A local artist had been tracking a painting belonging to St. Louis public schools for over a year. He calls it, and other works of art, a “treasure” that the neighborhood didn’t know it had.
Ryan Greis of Eureka was interested in “Yacht Harbor” by realist artist Frank Duveneck, which was shown at the 1904 World’s Fair in St. Louis. Duveneck had, like Greis, lived in Cincinnati although a century earlier.
The Cincinnati Art Museum has some 90 pieces by Duveneck, who died in 1919. A recent exhibition at the museum called the artist “the recognized father of American art.”
While researching three paintings by Duveneck on display at the World’s Fair, Greis discovered where two can be found now. But he couldn’t explain one.

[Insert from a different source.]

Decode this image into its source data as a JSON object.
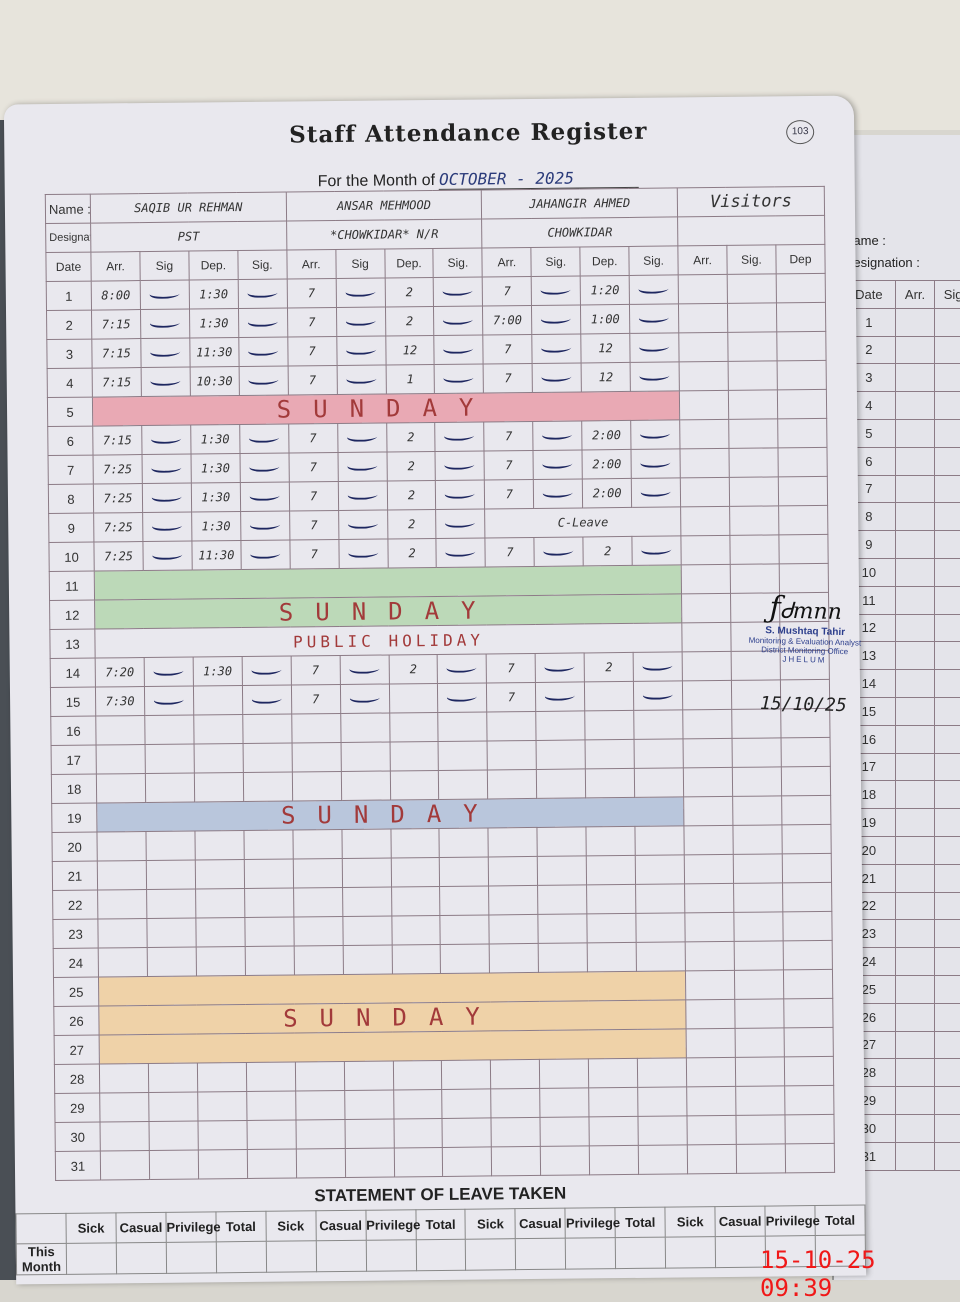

“I was a gadfly and I was trying to find this painting that was escaping me,” he says.
He learned that “Yacht Harbor” had been lost and found at least twice. In 1936, The New York Times wrote a story with a date from St. Louis: “A dust-covered oil painting that was hung, forgotten in a dark corner of an elementary school building here for decades. years, can be worth $ 10,000.
The original purchase price for the painting in 1902 was $ 300. It was one of six paintings acquired to educate Saint-Louis school children in art and purchased with $ 790 raised by public subscription.